At what point we gave up quality in the IT industry? The commoditization of hardware and operating systems has definitely played a role in this strange transformation. Two decades ago a memory leak in an application would not be acceptable, downtime was too costly and the impact for customers could have bad consequences for management, hence the sysadmins focus on system up time, stability and controls. Today, in contrast, we are much more accepting for service downtime in most industries, as systems tend to be much more distributed and Load Balancing has finally overtaken High Availability, again giving up at any operating system level improvements and focusing in the application layer.
… the sysadmin is now in the cloud, is no longer a person that can bring your misery, it is only a bot that fires up more hosts in a datacentre to adjust capacity, and does not care if your code leaks memory.
The sysadmin is now an operator
So, all these, the arrival and quick degradation of DevOps, the operative environment as a commodity, the containers, the focus on features versus quality, etc. they are all driven by the developer escaping from the sysadmin. And in my opinion, the silo, the wall, the divide, is back again. Only that the sysadmin is now in the cloud, is no longer a person you can bring your misery, it is only a bot that fires up more hosts in a data center to adjust capacity, and does not care if your code leaks memory.

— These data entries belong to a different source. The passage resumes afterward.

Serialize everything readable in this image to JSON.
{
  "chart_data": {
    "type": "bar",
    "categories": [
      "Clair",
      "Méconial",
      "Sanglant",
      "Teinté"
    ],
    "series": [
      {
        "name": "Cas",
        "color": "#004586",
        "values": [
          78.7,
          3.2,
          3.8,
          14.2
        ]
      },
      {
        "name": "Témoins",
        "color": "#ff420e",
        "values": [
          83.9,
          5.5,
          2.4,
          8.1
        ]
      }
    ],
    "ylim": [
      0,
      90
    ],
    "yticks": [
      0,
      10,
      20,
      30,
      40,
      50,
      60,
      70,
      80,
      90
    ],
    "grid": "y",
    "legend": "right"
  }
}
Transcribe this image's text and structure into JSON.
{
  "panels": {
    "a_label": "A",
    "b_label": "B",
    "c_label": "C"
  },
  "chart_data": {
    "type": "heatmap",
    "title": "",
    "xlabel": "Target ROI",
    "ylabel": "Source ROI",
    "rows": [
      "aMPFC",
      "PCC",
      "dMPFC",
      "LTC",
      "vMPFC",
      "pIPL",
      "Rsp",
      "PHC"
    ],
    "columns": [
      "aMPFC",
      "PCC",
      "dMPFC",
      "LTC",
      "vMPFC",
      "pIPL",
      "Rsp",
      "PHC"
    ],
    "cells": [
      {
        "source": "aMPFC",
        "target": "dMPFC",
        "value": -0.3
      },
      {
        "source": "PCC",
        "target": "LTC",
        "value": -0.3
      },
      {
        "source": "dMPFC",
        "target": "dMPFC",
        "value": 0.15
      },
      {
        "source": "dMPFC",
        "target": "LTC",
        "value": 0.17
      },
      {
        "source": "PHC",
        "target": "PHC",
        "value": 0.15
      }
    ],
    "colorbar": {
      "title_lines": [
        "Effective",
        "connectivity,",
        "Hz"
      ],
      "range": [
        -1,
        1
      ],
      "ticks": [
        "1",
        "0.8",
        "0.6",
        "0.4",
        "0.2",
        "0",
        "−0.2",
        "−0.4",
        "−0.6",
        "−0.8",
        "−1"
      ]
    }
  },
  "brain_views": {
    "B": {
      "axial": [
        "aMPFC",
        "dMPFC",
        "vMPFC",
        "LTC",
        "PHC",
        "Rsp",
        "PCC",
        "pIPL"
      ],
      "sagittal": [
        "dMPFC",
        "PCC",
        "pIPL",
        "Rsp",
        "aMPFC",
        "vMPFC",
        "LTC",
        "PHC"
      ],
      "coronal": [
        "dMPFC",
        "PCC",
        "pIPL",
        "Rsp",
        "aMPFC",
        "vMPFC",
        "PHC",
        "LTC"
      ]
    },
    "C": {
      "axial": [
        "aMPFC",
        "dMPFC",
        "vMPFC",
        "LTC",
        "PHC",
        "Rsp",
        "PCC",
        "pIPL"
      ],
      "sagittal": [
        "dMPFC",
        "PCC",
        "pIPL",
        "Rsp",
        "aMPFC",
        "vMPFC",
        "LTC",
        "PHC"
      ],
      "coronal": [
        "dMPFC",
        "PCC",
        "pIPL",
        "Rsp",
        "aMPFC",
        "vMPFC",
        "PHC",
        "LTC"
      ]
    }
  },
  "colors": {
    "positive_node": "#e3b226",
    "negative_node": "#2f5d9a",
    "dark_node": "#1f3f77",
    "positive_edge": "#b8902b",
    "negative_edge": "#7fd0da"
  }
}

So, with the sysadmin out of the picture, now there in the cloud, there is no more DevOps as they used to be. Only developers remain, now doing the only part of DevOps that survives, Continuous Integration, Continuous Deployment and automated testing. There is no more intention to fix or tune the machine, now when it is a bit old, you spin up a new one, maybe with new code that hopefully will run better. Configuration management is getting relegated to a mere provisioning step, while the rise of the immutable configuration paradigm raises.
Most sysadmins reading this are most probably be in denial and invoke the magic word, legacy. Sure, you can cling in there, for as long as you can. As a matter fact there are still people doing COBOL, and companies still relying on mainframes. Maybe you think it is nice that old systems survive. I think it is the dramatic evidence of an industry that does not know how to evolve in a normal way and depends on system that work, without understanding how.
DevOps is not caring about sysadmins anymore. You are not seating at the table with the cool kids. You are just managing whatever PasS your boss bought or keeping the Docker Engines up and running.
For the others that have been paying attention, probably you know this already, but here it goes: DevOps is not caring about sysadmins anymore. You are not seating at the table with the cool kids. You are just managing whatever PasS your boss bought or keeping the Docker Engines up and running. How are we going to transform the sysadmin role into something else? Maybe we could start by giving ourselves a new title, like Google did with the SREs.
If you have read this far, you already guessed that I do not like very much the way things are turning to be in our industry, and yes, I have some ideas about how it could be done better. At the end of the day it is a fight between doing what is right and what is convenient. I have talked a lot about how some things have gone off the rails, and not proposed any solutions or alternatives. What is the way to go from here?
That is a retort for another time.
DISCLAIMER: We use data centers as resource, cloud computing and containers when appropriate. We do not prefer a tool over another for what it is but for what it can do and for how it shapes culture in our organization.